Few tech stories made as big an impact this year as the
revelations from Frances Haugen, the former Facebook product manager turned
whistleblower who was the main source for The Wall Street Journal’s blockbuster
“Facebook Files” series. By making public thousands of documents detailing
internal Facebook research and discussions about the platform’s harms, Haugen
advanced our collective knowledge about Facebook’s inner workings, and her
congressional testimony was a landmark moment for tech accountability.
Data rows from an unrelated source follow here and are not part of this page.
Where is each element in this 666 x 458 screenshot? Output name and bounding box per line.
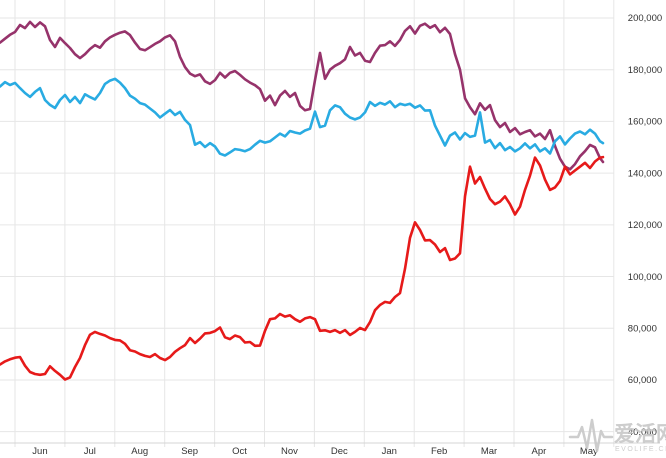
y-axis-label: 160,000 [628,117,662,128]
y-axis-label: 180,000 [628,65,662,76]
y-axis-label: 140,000 [628,168,662,179]
watermark-en-text: EVOLIFE.CN [615,446,666,453]
x-axis-label-apr: Apr [532,446,547,457]
watermark-pulse-icon [568,418,614,453]
y-axis-label: 60,000 [628,375,657,386]
x-axis-label-nov: Nov [281,446,298,457]
x-axis-label-aug: Aug [131,446,148,457]
x-axis-label-may: May [580,446,598,457]
series-line-red [0,155,605,381]
x-axis-label-feb: Feb [431,446,447,457]
x-axis-label-sep: Sep [181,446,198,457]
x-axis-label-mar: Mar [481,446,497,457]
x-axis-label-jan: Jan [382,446,397,457]
y-axis-label: 40,000 [628,427,657,438]
y-axis-label: 100,000 [628,272,662,283]
y-axis-label: 200,000 [628,13,662,24]
x-axis-label-dec: Dec [331,446,348,457]
x-axis-label-jul: Jul [84,446,96,457]
y-axis-label: 80,000 [628,323,657,334]
series-line-purple [0,20,605,171]
x-axis-label-oct: Oct [232,446,247,457]
watermark-cn-text: 爱活网 [614,423,666,446]
series-line-blue [0,77,605,157]
x-axis-label-jun: Jun [32,446,47,457]
y-axis-label: 120,000 [628,220,662,231]
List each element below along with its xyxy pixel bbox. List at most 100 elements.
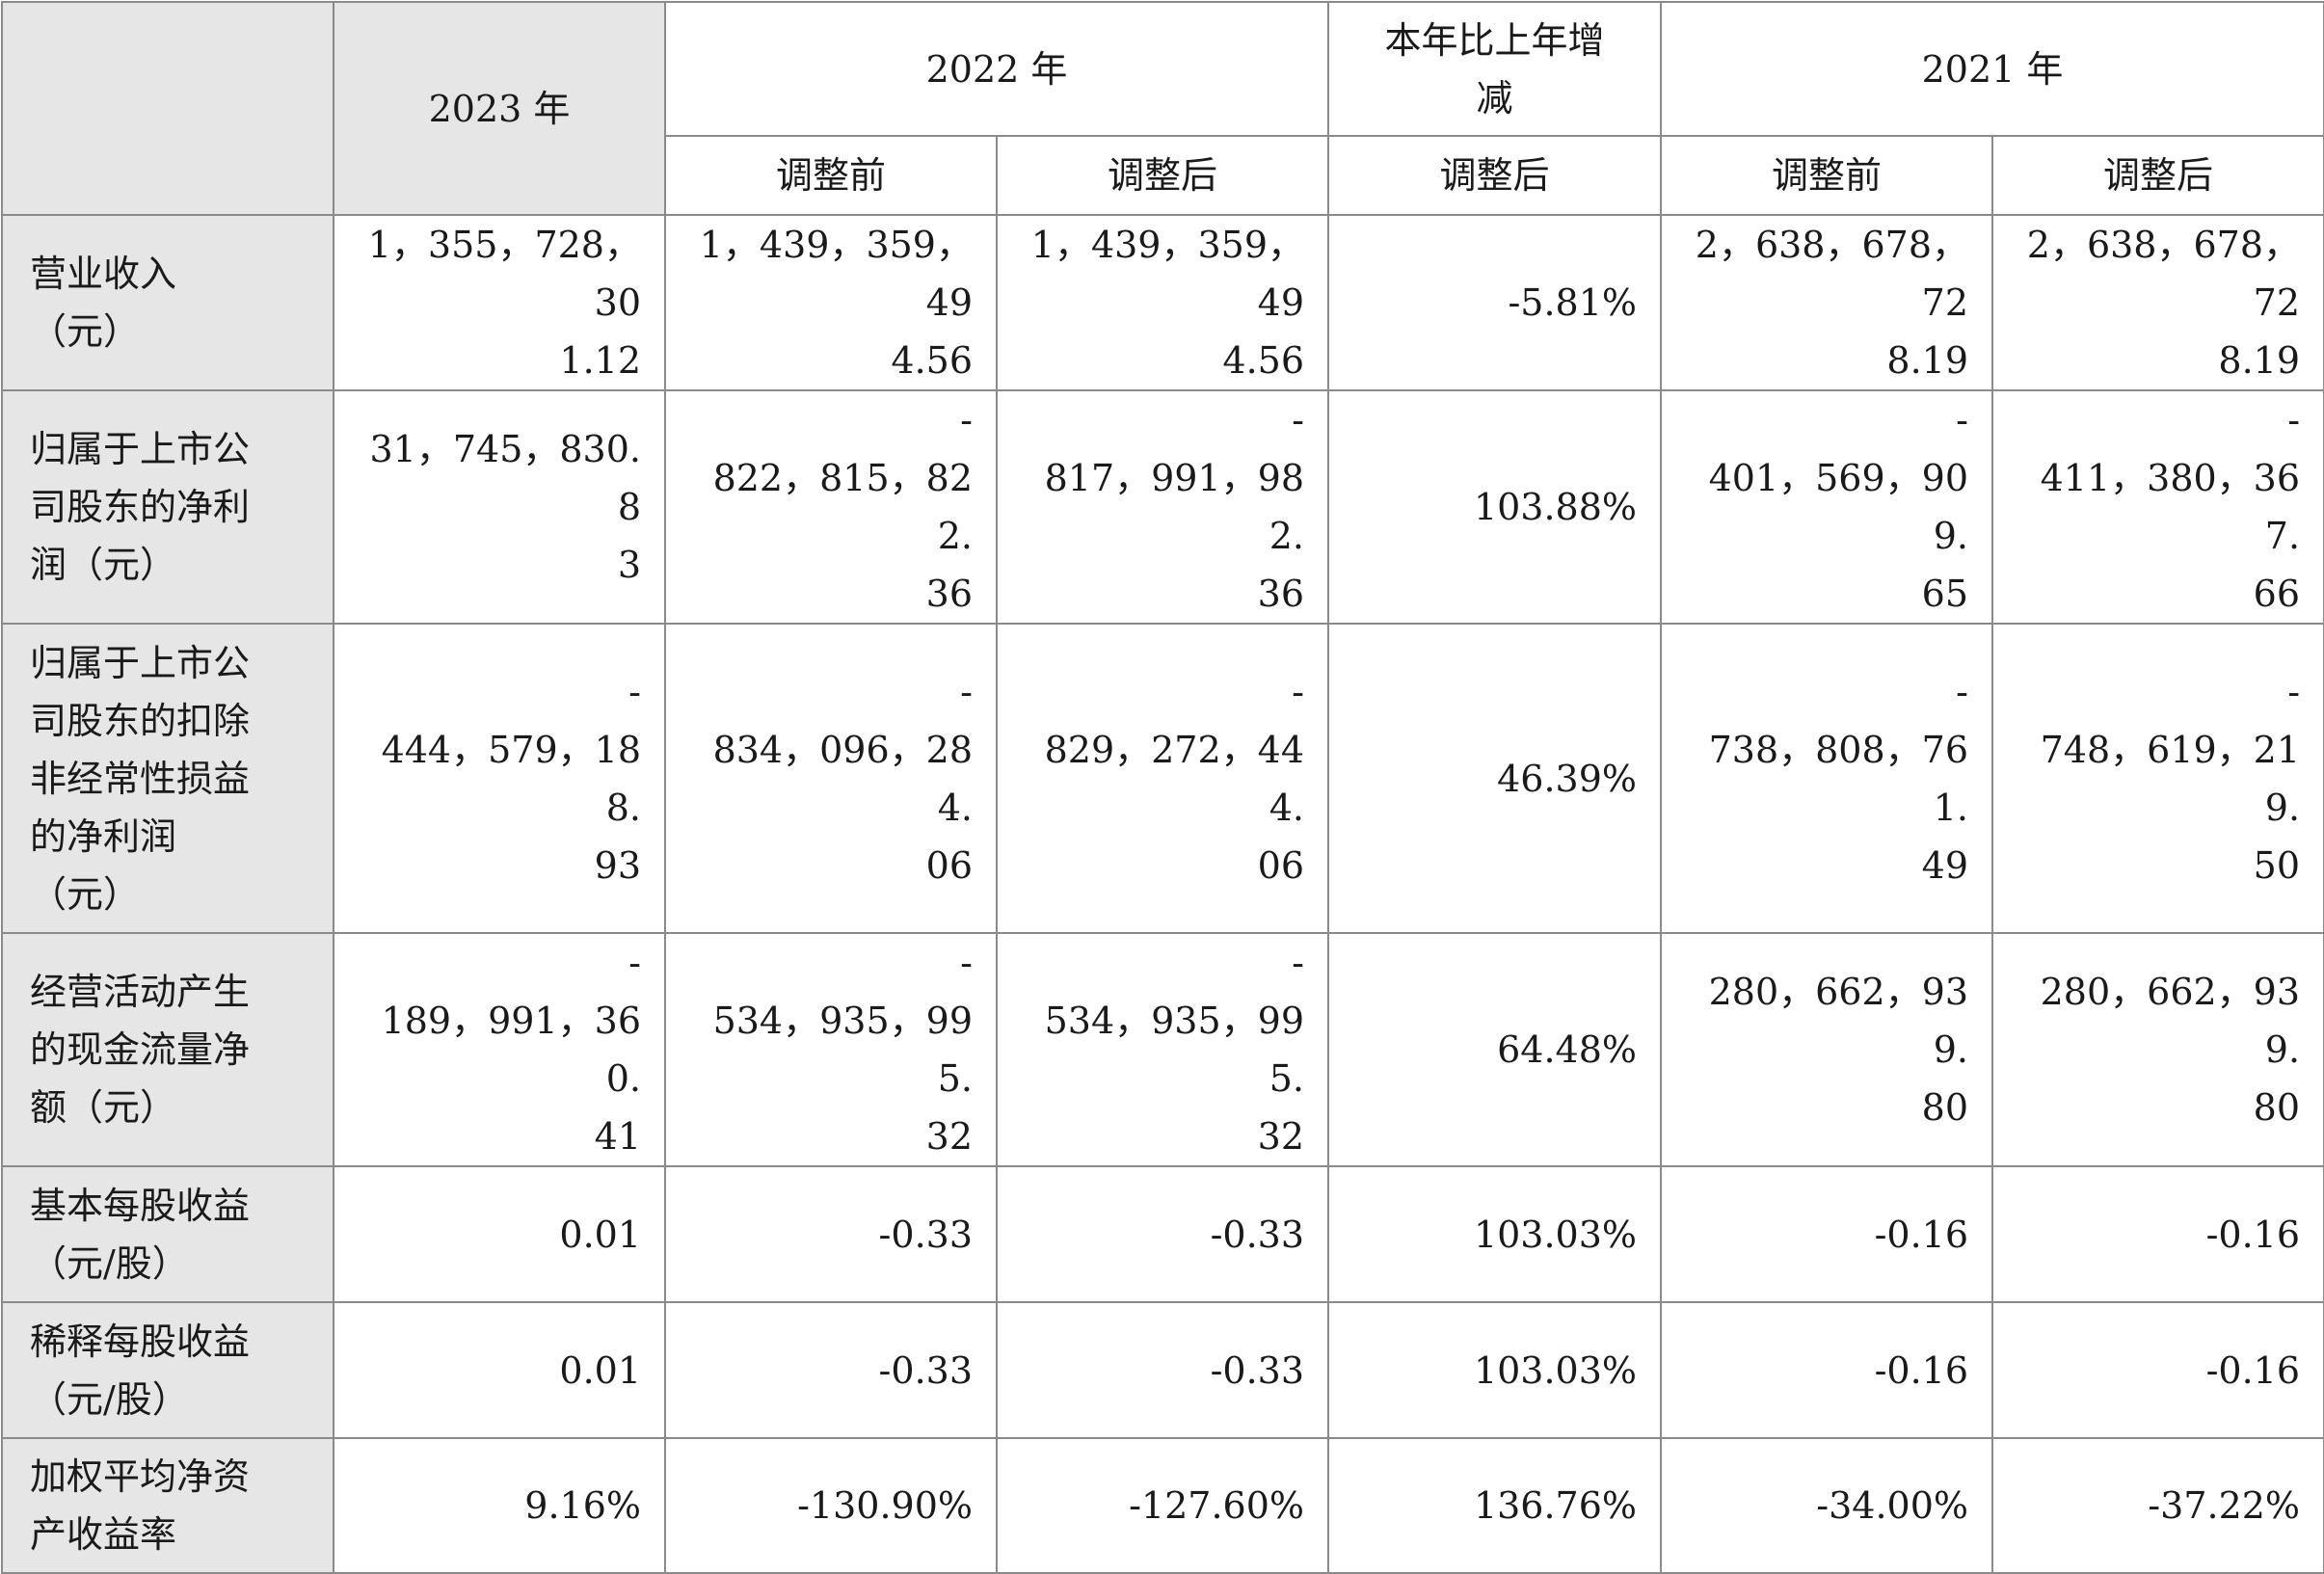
row-label-line: 加权平均净资 bbox=[30, 1455, 251, 1498]
cell-value-line: - bbox=[2287, 399, 2301, 441]
subheader-label: 调整前 bbox=[1772, 154, 1883, 197]
cell-value-line: 8.19 bbox=[1886, 339, 1969, 382]
table-row: 经营活动产生 的现金流量净 额（元） - 189，991，360. 41 - 534，935，… bbox=[1, 932, 2324, 1167]
cell-change: 46.39% bbox=[1327, 623, 1663, 934]
subheader-label: 调整前 bbox=[775, 154, 886, 197]
cell-2022-after: -127.60% bbox=[995, 1437, 1330, 1574]
cell-value-line: 36 bbox=[1257, 573, 1305, 615]
cell-2021-after: -0.16 bbox=[1991, 1301, 2324, 1439]
cell-value-line: 103.88% bbox=[1473, 486, 1638, 528]
cell-value-line: -0.16 bbox=[1874, 1348, 1969, 1392]
cell-value-line: -0.16 bbox=[1874, 1213, 1969, 1256]
col-header-2022-label: 2022 年 bbox=[925, 47, 1068, 91]
subheader-label: 调整后 bbox=[2103, 154, 2214, 197]
cell-2023: 31，745，830.8 3 bbox=[333, 389, 666, 625]
cell-2021-before: - 738，808，761. 49 bbox=[1660, 623, 1994, 934]
cell-value-line: 2，638，678，72 bbox=[2026, 224, 2301, 324]
subheader-2022-before: 调整前 bbox=[664, 135, 998, 216]
cell-value-line: 738，808，761. bbox=[1708, 728, 1969, 829]
cell-value-line: 0.01 bbox=[559, 1348, 641, 1392]
cell-value-line: 1，439，359，49 bbox=[699, 224, 973, 324]
cell-2022-before: 1，439，359，49 4.56 bbox=[664, 214, 998, 391]
row-label-line: 的现金流量净 bbox=[30, 1028, 251, 1071]
cell-value-line: 0.01 bbox=[559, 1213, 641, 1256]
cell-value-line: -0.33 bbox=[1210, 1348, 1305, 1392]
cell-value-line: 103.03% bbox=[1473, 1213, 1638, 1256]
cell-value-line: - bbox=[960, 670, 973, 713]
cell-value-line: 3 bbox=[617, 544, 641, 586]
cell-value-line: -5.81% bbox=[1508, 281, 1638, 324]
cell-change: -5.81% bbox=[1327, 214, 1663, 391]
cell-2021-after: 2，638，678，72 8.19 bbox=[1991, 214, 2324, 391]
cell-value-line: - bbox=[628, 670, 641, 713]
cell-value-line: 64.48% bbox=[1497, 1028, 1638, 1071]
cell-value-line: 06 bbox=[925, 843, 973, 887]
cell-2022-before: - 834，096，284. 06 bbox=[664, 623, 998, 934]
cell-2021-before: -34.00% bbox=[1660, 1437, 1994, 1574]
cell-2021-before: 2，638，678，72 8.19 bbox=[1660, 214, 1994, 391]
cell-value-line: 06 bbox=[1257, 843, 1305, 887]
cell-value-line: 817，991，982. bbox=[1044, 457, 1305, 557]
subheader-label: 调整后 bbox=[1108, 154, 1218, 197]
cell-value-line: 32 bbox=[1257, 1115, 1305, 1158]
cell-value-line: 136.76% bbox=[1473, 1484, 1638, 1527]
cell-2022-after: - 817，991，982. 36 bbox=[995, 389, 1330, 625]
table-row: 稀释每股收益 （元/股） 0.01 -0.33 -0.33 103.03% -0.16 -0.… bbox=[1, 1301, 2324, 1439]
header-row-adjust: 调整前 调整后 调整后 调整前 调整后 bbox=[2, 135, 2324, 216]
cell-value-line: 1.12 bbox=[559, 339, 641, 382]
col-header-change-line: 本年比上年增 bbox=[1384, 18, 1605, 62]
cell-value-line: 9.16% bbox=[524, 1484, 641, 1527]
row-label-line: 润（元） bbox=[30, 544, 177, 586]
cell-value-line: -0.16 bbox=[2205, 1213, 2301, 1256]
cell-value-line: -0.16 bbox=[2205, 1348, 2301, 1392]
col-header-2023-label: 2023 年 bbox=[428, 87, 571, 130]
cell-value-line: 444，579，188. bbox=[381, 728, 641, 829]
cell-value-line: 411，380，367. bbox=[2040, 457, 2301, 557]
cell-value-line: -34.00% bbox=[1816, 1484, 1969, 1527]
cell-2022-after: 1，439，359，49 4.56 bbox=[995, 214, 1330, 391]
cell-2023: 0.01 bbox=[333, 1301, 666, 1439]
cell-value-line: 4.56 bbox=[1222, 339, 1305, 382]
row-label-line: （元） bbox=[30, 872, 141, 916]
col-header-2021-label: 2021 年 bbox=[1921, 47, 2064, 91]
cell-value-line: -37.22% bbox=[2148, 1484, 2301, 1527]
cell-value-line: 65 bbox=[1921, 573, 1969, 615]
cell-value-line: - bbox=[1292, 399, 1305, 441]
cell-2021-after: - 748，619，219. 50 bbox=[1991, 623, 2324, 934]
row-label-line: 归属于上市公 bbox=[30, 428, 251, 470]
subheader-2021-after: 调整后 bbox=[1991, 135, 2324, 216]
cell-change: 64.48% bbox=[1327, 932, 1663, 1167]
row-label: 归属于上市公 司股东的净利 润（元） bbox=[1, 389, 334, 625]
cell-2023: 9.16% bbox=[333, 1437, 666, 1574]
cell-value-line: - bbox=[1956, 670, 1969, 713]
row-label: 基本每股收益 （元/股） bbox=[1, 1165, 334, 1303]
cell-value-line: -127.60% bbox=[1129, 1484, 1305, 1527]
row-label-line: 营业收入 bbox=[30, 253, 177, 295]
cell-value-line: 103.03% bbox=[1473, 1348, 1638, 1392]
cell-value-line: 534，935，995. bbox=[712, 1000, 973, 1100]
cell-2022-after: -0.33 bbox=[995, 1165, 1330, 1303]
cell-change: 136.76% bbox=[1327, 1437, 1663, 1574]
cell-value-line: 8.19 bbox=[2218, 339, 2301, 382]
cell-value-line: 189，991，360. bbox=[381, 1000, 641, 1100]
row-label-line: 产收益率 bbox=[30, 1513, 177, 1556]
cell-value-line: 49 bbox=[1921, 843, 1969, 887]
cell-value-line: 280，662，939. bbox=[1708, 971, 1969, 1071]
cell-change: 103.03% bbox=[1327, 1301, 1663, 1439]
cell-value-line: - bbox=[2287, 670, 2301, 713]
cell-value-line: 829，272，444. bbox=[1044, 728, 1305, 829]
row-label-line: （元/股） bbox=[30, 1241, 189, 1285]
cell-2023: 0.01 bbox=[333, 1165, 666, 1303]
cell-value-line: -130.90% bbox=[797, 1484, 973, 1527]
cell-value-line: - bbox=[1292, 670, 1305, 713]
cell-value-line: 822，815，822. bbox=[712, 457, 973, 557]
row-label-line: 司股东的扣除 bbox=[30, 699, 251, 742]
cell-value-line: 36 bbox=[925, 573, 973, 615]
col-header-2023: 2023 年 bbox=[333, 1, 666, 216]
cell-2022-before: - 534，935，995. 32 bbox=[664, 932, 998, 1167]
cell-2021-after: -37.22% bbox=[1991, 1437, 2324, 1574]
cell-2022-after: -0.33 bbox=[995, 1301, 1330, 1439]
row-label: 加权平均净资 产收益率 bbox=[1, 1437, 334, 1574]
header-row-years: 2023 年 2022 年 本年比上年增 减 2021 年 bbox=[1, 1, 2324, 216]
cell-value-line: 748，619，219. bbox=[2040, 728, 2301, 829]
Shortly after Haugen went public, two former members of
Facebook’s integrity team, Jeff Allen and Sahar Massachi, started the Integrity
Institute, a nonprofit that is meant to help social media companies navigate
thorny issues around trust, safety and platform governance. Their announcement
got less attention than Haugen’s document dump, but it is all part of the same
worthy effort to educate lawmakers, technologists and the public about making
our social media ecosystem healthier.

And an honorary mention to MacKenzie Scott, for becoming the
world’s fastest philanthropist

Scott, who got divorced from Jeff Bezos in 2019, did not
introduce new technology or a startup in 2024. But she is giving away her
Amazon fortune — estimated to be worth more than $50 billion — at a pace that
makes other tech philanthropists look like penny-pinchers.

She donated more than $6 billion in 2024 alone to a host of
charities, schools and social programmes, an astonishing feat for an individual
working with a small team of advisers. (For scale, the entire Gates Foundation
gave out $5.8 billion in direct grants in 2020.)

And unlike other donors, who splash their names on buildings
and museum wings, Scott announced her gifts quietly in a series of understated
blog posts. Let’s hope that in 2024, more tech moguls follow her lead.